Hot, but rude.
I step into the shade and glance around once, twice.
Nothing.
Then a hand catches mine from behind a brick column and I choke on a laugh before I can stop myself.
He steps out in a black hoodie and baseball cap, travel bag slung over one shoulder, dark sunglasses hiding his eyes and doing absolutely nothing to make him less devastating.
“Tristan.”
His mouth curves.
“Morning, baby.”
I swat his arm, still laughing under my breath because the entire thing feels insane.
“We look like fugitives.”
“We look efficient.”
“That’s not what this looks like.”
His fingers tighten around mine.
“It is if we move.”
Then he tugs me with him down the alley, and I go, trying not to laugh out loud as we jog past a row of campus landscaping carts like two idiots escaping a heist movie.
My duffel bumps against my hip. His hand is warm and firm around mine.

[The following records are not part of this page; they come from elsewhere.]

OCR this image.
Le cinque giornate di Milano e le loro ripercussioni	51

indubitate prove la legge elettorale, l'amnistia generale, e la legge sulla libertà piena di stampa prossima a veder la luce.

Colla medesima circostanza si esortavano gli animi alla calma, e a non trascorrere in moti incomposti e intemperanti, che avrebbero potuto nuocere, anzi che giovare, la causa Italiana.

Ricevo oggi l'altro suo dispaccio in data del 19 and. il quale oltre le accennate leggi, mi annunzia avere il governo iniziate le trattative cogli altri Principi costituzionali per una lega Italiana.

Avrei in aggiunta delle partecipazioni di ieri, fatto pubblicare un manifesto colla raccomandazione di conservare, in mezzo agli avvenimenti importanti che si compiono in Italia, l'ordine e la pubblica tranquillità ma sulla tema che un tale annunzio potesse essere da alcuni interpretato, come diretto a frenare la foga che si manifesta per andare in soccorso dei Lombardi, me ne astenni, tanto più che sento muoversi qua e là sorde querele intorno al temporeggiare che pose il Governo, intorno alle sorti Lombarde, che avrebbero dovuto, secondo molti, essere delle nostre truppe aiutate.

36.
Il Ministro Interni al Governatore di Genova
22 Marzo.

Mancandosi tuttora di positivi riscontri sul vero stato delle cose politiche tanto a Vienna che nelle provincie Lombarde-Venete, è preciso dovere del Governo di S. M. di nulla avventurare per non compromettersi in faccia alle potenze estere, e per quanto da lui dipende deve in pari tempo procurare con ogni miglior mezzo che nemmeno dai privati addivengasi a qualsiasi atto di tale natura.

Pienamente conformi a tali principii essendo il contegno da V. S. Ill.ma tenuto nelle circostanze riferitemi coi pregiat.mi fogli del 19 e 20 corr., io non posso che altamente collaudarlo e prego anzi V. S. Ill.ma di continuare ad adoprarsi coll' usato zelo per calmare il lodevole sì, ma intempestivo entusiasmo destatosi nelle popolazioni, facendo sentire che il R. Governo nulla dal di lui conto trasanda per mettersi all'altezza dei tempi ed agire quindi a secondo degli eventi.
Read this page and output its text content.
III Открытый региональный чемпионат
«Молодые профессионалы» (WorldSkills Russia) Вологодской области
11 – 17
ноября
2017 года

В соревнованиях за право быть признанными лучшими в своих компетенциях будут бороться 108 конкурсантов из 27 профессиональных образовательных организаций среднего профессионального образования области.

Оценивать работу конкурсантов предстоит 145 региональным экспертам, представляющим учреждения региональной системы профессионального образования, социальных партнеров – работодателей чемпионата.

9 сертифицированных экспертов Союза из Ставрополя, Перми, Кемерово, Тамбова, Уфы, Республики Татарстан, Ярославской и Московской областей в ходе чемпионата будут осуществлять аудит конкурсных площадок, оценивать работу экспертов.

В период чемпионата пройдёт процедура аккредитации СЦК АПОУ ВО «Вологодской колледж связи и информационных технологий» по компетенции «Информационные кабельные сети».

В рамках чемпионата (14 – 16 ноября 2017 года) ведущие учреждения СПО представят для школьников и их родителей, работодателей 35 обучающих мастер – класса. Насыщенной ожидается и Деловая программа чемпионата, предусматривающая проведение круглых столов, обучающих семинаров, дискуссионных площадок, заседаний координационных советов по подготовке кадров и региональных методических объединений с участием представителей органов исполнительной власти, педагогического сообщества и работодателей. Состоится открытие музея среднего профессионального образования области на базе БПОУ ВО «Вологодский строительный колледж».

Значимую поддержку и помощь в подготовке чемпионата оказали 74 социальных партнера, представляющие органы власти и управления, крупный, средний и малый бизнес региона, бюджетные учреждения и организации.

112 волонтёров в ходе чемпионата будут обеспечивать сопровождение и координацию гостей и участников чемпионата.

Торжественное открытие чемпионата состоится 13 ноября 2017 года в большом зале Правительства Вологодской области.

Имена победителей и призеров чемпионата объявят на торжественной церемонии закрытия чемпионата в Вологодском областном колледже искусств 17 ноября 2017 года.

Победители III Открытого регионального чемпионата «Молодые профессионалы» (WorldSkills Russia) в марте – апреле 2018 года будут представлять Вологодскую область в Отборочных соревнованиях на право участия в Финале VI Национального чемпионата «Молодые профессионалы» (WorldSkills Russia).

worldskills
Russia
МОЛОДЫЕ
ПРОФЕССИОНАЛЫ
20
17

My heartbeat goes strange and skittery with the combination of adrenaline and the fact that I am very aware of exactly how long it has been since I’ve been alone with him without teammates or tension or public space forcing restraint into the room.
We round the corner.
His SUV is parked in the shadow of a service building, black and clean and entirely too polished for the amount of chaos currently happening in my chest.
He takes my bag before I can protest and tosses both duffels into the back.
I fold my arms and look at him.
“So this is how it starts.”
His brows lift.
“How what starts?”
“My disappearance.”
A grin pulls at his mouth.
“If I were kidnapping you, I’d be smoother about it.”
“I don’t know.” I open the passenger door and slide in. “The sneaking and alley rendezvous were a nice dramatic touch.”
He leans one forearm on the roof of the car and looks at me over the top edge of his sunglasses.
“You’re enjoying this.”
I buckl? in and refuse to answer because yes, obviously, and he knows it.